(359g) A Combined Fluctuating Hydrodynamics and Molecular Dynamics Method for Simulating Complex Molecular Systems at the Nanoscale

Hydrodynamic fluctuations and solvation interactions are essential driving forces for the transport phenomena at the nanoscale, including inter- and intra-cellular flows and flows in nanofabricated devices. Although fully atomistic simulations can be used to model the structures and dynamics of molecular fluids, the accessible time- and length-scales are impractical for the mesoscopic-to-nanoscopic regime. Since most of computational cost for all-atom simulations in a liquid phase comes from the represention of solvent molecules, we developed a new methodology to model molecular fluids based on the framework of fluctuating hydrodynamics (FHD). Despite the success of this approach, coupling a field theoretic model with a particle-based molecular mechanical model remains a significant challenge. In this work, we present a newly developed methodology for combining FHD and MD simulations.
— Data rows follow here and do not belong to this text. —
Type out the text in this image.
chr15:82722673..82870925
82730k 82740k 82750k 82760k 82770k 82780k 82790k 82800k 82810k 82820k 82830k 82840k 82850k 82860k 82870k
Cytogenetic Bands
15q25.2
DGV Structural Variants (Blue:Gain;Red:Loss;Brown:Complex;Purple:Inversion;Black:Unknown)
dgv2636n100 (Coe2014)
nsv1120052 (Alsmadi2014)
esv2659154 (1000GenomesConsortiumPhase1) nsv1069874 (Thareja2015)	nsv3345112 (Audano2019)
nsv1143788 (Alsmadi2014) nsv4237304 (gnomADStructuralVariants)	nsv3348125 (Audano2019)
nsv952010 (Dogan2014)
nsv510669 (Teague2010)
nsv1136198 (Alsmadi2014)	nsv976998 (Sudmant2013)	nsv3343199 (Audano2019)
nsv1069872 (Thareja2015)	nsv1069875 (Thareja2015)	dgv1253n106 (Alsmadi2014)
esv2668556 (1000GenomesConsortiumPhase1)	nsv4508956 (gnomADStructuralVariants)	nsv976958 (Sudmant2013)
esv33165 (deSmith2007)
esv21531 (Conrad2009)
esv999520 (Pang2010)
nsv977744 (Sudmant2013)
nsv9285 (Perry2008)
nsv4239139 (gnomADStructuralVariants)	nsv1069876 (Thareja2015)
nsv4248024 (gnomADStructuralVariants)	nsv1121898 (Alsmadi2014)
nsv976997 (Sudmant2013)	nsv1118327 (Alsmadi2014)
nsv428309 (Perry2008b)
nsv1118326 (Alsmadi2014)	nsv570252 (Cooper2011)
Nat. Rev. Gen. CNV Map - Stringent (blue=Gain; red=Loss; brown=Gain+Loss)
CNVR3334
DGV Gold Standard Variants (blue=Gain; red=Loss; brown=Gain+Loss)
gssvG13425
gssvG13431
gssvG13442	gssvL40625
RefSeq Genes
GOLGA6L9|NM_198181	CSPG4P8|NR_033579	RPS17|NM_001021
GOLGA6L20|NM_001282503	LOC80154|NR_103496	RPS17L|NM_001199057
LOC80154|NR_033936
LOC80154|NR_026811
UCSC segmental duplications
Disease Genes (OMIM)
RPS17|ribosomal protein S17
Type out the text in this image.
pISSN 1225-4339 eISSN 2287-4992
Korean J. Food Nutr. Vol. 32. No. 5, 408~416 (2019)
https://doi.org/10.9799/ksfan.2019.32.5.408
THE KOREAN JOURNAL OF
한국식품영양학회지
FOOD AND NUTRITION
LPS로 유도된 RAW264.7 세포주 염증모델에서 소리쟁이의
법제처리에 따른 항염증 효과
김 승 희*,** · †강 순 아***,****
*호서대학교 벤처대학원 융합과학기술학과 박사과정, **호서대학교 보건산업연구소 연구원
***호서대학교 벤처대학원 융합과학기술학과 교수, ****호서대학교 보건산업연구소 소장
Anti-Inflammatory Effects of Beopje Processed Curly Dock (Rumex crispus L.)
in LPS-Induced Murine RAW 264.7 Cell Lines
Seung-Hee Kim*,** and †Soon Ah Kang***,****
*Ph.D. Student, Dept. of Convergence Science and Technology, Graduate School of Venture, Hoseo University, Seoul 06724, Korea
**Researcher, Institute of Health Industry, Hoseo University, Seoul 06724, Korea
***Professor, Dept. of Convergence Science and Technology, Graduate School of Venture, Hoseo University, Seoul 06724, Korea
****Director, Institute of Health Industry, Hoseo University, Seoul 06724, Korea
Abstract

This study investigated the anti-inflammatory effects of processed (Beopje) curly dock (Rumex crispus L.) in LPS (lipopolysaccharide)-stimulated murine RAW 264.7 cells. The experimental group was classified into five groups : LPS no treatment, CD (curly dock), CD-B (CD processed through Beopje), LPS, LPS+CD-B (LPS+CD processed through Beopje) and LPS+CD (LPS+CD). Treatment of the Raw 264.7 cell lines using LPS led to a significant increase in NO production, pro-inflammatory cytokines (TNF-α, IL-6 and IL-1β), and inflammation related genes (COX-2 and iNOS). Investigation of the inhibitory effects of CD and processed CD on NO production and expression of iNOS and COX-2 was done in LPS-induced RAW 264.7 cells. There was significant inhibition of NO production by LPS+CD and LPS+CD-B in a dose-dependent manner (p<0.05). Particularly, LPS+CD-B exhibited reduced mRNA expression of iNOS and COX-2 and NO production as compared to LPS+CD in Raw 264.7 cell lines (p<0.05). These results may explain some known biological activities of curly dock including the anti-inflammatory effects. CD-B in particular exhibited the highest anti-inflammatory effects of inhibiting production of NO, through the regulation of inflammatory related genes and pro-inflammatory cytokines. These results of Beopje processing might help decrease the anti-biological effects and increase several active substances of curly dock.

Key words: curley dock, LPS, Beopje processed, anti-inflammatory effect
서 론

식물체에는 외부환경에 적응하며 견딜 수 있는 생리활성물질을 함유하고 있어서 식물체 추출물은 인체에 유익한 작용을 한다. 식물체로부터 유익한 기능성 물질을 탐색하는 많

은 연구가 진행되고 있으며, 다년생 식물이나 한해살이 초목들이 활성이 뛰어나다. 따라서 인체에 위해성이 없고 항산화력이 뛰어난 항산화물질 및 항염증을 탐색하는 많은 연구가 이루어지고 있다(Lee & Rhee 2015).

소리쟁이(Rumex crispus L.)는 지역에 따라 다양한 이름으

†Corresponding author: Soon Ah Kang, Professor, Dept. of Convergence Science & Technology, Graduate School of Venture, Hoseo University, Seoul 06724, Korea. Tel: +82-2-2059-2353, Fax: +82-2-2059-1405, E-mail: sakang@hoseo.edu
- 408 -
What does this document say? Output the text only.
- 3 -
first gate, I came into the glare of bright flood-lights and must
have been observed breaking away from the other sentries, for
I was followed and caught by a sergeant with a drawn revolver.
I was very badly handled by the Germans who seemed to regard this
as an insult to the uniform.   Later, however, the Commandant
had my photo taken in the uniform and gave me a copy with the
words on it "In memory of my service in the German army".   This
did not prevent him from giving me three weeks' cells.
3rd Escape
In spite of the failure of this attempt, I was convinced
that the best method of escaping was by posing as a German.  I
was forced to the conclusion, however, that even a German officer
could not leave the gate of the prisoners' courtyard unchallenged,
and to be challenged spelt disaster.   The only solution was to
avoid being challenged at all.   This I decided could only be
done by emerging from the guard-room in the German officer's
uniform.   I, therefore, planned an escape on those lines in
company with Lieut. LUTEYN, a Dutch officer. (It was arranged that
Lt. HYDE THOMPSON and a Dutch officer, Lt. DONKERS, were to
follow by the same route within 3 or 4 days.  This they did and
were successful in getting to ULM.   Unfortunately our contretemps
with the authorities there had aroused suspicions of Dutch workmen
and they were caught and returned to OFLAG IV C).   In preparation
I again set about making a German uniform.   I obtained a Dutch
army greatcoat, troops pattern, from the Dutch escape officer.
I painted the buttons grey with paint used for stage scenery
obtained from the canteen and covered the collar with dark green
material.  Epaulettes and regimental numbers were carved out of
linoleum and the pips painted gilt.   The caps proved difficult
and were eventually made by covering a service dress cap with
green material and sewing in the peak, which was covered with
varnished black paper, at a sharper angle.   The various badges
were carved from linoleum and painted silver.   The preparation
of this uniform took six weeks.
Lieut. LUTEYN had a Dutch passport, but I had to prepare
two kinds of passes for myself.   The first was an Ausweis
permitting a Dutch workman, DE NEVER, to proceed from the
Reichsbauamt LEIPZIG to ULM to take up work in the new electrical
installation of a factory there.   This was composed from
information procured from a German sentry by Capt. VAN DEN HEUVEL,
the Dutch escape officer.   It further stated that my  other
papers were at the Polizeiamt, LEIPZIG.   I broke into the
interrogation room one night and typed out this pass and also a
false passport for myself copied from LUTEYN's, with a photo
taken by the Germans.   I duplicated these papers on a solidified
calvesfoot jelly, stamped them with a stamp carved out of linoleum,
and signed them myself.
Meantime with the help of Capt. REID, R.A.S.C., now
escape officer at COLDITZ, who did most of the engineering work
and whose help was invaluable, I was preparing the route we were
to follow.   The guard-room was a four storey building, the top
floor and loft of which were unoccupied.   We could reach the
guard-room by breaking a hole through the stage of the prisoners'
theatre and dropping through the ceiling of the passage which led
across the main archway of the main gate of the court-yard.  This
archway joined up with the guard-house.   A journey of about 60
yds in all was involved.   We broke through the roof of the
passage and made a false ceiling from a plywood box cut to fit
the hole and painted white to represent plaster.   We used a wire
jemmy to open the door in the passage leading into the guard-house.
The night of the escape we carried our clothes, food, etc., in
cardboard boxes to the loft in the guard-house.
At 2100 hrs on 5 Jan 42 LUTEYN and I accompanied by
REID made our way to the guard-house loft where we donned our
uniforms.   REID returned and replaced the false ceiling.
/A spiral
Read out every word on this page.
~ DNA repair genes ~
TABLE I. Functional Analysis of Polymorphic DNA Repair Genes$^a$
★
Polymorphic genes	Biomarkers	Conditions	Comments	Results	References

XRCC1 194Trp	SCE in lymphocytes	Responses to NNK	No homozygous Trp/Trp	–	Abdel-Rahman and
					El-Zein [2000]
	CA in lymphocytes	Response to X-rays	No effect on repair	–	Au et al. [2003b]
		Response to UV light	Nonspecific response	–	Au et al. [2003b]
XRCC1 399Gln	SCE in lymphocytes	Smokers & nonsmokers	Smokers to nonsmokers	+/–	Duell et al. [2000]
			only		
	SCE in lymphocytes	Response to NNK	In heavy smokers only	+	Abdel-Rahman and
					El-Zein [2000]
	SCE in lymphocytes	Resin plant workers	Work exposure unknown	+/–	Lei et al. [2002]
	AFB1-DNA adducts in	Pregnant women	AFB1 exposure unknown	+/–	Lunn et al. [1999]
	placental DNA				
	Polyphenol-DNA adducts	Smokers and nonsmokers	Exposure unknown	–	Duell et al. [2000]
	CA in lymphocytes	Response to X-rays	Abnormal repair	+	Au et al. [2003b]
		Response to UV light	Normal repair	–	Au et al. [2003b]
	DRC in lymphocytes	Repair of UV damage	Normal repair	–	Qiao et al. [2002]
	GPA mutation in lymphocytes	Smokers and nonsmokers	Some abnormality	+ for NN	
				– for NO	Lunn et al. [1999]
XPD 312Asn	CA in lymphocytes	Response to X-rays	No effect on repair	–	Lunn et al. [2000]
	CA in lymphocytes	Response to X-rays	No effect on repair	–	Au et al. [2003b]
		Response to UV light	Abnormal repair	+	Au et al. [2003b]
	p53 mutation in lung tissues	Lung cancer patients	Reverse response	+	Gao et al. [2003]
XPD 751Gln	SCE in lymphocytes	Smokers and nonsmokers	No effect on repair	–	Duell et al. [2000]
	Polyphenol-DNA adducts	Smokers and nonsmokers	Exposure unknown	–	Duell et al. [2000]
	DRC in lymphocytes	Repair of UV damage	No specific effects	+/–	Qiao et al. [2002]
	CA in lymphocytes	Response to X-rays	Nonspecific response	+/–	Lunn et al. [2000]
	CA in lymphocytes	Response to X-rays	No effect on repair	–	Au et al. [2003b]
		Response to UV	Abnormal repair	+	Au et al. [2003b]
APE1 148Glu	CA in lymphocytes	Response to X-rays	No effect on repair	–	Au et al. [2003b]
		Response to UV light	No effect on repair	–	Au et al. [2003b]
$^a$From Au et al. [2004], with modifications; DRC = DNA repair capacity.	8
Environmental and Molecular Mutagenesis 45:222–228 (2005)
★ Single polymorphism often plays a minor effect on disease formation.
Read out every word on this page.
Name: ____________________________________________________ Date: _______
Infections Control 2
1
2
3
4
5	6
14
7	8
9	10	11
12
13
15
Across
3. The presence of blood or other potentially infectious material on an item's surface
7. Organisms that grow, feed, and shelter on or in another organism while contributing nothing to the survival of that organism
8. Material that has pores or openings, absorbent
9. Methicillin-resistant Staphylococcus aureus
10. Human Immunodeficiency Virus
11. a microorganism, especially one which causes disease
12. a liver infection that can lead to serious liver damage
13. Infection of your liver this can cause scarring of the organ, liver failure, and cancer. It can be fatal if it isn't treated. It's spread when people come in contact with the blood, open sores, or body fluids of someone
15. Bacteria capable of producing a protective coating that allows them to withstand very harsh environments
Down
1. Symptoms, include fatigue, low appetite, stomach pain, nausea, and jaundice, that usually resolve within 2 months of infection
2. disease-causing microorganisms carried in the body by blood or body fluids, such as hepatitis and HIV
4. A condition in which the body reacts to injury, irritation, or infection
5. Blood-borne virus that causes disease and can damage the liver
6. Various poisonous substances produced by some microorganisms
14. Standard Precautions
Our strategy is to let the fluctuating fields directly interact with particles according to the thermodynamics of solvation and the principle of fluctuation-dissipation theorem; no buffer region or ad-hoc degrees of freedom are introduced. The direct coupling approach differs our method from other attempts of coupling field and particle models reported in the literature. The results of applying our combined FHD/MD method to a model system show that the scaling laws of both solvation free energy and the Stokes dynamics are accurately represented. The results of applying this method to simulate the assembly process and dynamic motions of nanpoparticles will also be presented.